Analytics: the £25 billion mistake

The following article was published by Lovely Mobile News on September 21st 2018, and written by Caroline Worboys. 

Caroline Worboys, Chief Operating Officer at Outra, discusses the power of analytics. 

In just two very short years the analytics market in the UK will have doubled to be worth a staggering £25 billion.

It is already the second largest market in the world, and the biggest in Europe. UK boardrooms are awash with data and insight all designed to help them perform better than their competitors.

However, sadly this isn’t always the case. In fact research from McKinsey shows that despite significant investment and the promise of the holy grail of competitive advantage most analytics projects fail.

Almost 9 in 10 (86 per cent) executives say their organisations have been only somewhat effective at meeting the objective of their analytics programs.

Whilst a quarter of them go even further and explicitly say that it hasn’t been worth the time, money or effort.

Not a glowing endorsement of the industry. Yet despite this two thirds of companies expect to increase their analytics investment by 26 per cent over the next year.

So what’s going wrong? Why are so many organisations failing to capitalise on their investment?

The major issue is a common one – a lack of planning. The old adage plan to fail, fail to plan is true. Most organisations, unless they are a unicorn business, have legacy IT systems from a cornucopia of vendors meaning that data sits in silos. Bringing it all together to be analysed is a headache which starts with the wrangling of data so that the real analytics and data science can begin.

Wrangling is the process of transforming and mapping disparate data from one ‘raw’ form into another format with the intention of making it more valuable and appropriate for downstream processes, including analytics. Wrangling should consume around 80 per cent of an analytics project resource, but rarely does.

The reality today is that data is often optimised by channel, and as a result many organisations have become quite sophisticated at optimising search, or web behaviour based on key words or last clicks.

However, as we all know to our cost, sometimes we click the wrong thing and we get funnelled down a route that, whilst being logical, doesn’t meet our needs.

Alternatively an organisation might take a product strategy approach. This means that the customer experience is fuelled by previous purchases. The organisation uses these to push similar products to the customer. However, as Amazon discovered early on, often customers aren’t buying for themselves and don’t want to receive recommendations for future purchases based on Great Uncle Fred’s military history interest.

Therefore, fit for purpose wrangling needs to become the foundation for more a customer centric approach – a blend of product, channel and insight based optimisation – and not just for regular customers; but for every customer. Google and Facebook are prime examples of this. They have made it their mission to understand the purpose, motivation and needs of every person on their platform, no matter how often they interact in order to enhance the customer experience and bolster their ad revenue.

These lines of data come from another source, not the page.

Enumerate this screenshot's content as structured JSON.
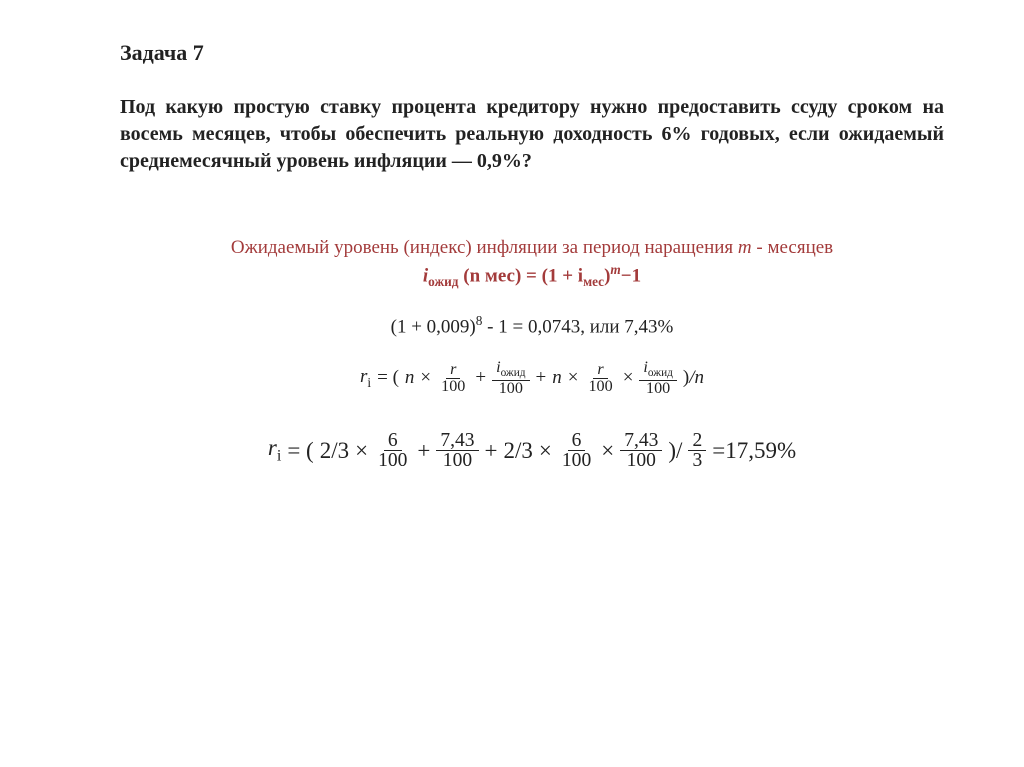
{
  "title": "Задача 7",
  "problem_text": "Под какую простую ставку процента кредитору нужно предоставить ссуду сроком на восемь месяцев, чтобы обеспечить реальную доходность 6% годовых, если ожидаемый среднемесячный уровень инфляции — 0,9%?",
  "hint_line1": "Ожидаемый уровень (индекс) инфляции за период наращения ",
  "hint_line1_tail": " - месяцев",
  "hint_var_m": "m",
  "hint_formula_left": "i",
  "hint_formula_sub1": "ожид",
  "hint_formula_args": "(n мес) = (1 + i",
  "hint_formula_sub2": "мес",
  "hint_formula_right": ")",
  "hint_formula_exp": "m",
  "hint_formula_tail": "−1",
  "calc_line": "(1 + 0,009)",
  "calc_exp": "8",
  "calc_tail": " - 1 = 0,0743, или 7,43%",
  "f": {
    "r_i": "r",
    "r_i_sub": "i",
    "n": "n",
    "r": "r",
    "hundred": "100",
    "iozh": "i",
    "iozh_sub": "ожид",
    "div_n": "/n"
  },
  "big": {
    "two_thirds": "2/3",
    "six": "6",
    "hundred": "100",
    "seven43": "7,43",
    "eq": " =",
    "result": "17,59%",
    "frac2": "2",
    "frac3": "3"
  },
  "colors": {
    "text": "#222222",
    "emphasis": "#a33b3b",
    "background": "#ffffff"
  },
  "fonts": {
    "family": "Times New Roman",
    "title_size_pt": 17,
    "body_size_pt": 15,
    "formula_big_size_pt": 18
  }
}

For non-ad funded brands this holistic vision needs to be replicated and will become the basis for competitive advantage. Understanding a customer’s life story through their data footprint and being able to react to this better and faster than the competition is, very simply put, how analytics can boost the bottom line.

Customer centric oriented data wrangling represents a daunting amount of work and time.

And some may question if it is worth the effort particularly as in the initial stages there can be little to show for the hard work; unlike the cascade of results that occur during the data modelling phase of an analytics project. But it must be remembered that once the code and data infrastructure are in place analytics will deliver results quickly.

I’ve read numerous articles about the power of analytics and the potential they have– and it’s all true. But analytics can only ever be as powerful as the machine behind them and if the foundations aren’t correctly laid then organisations would be better placed putting their 26 per cent budget increase towards something else entirely.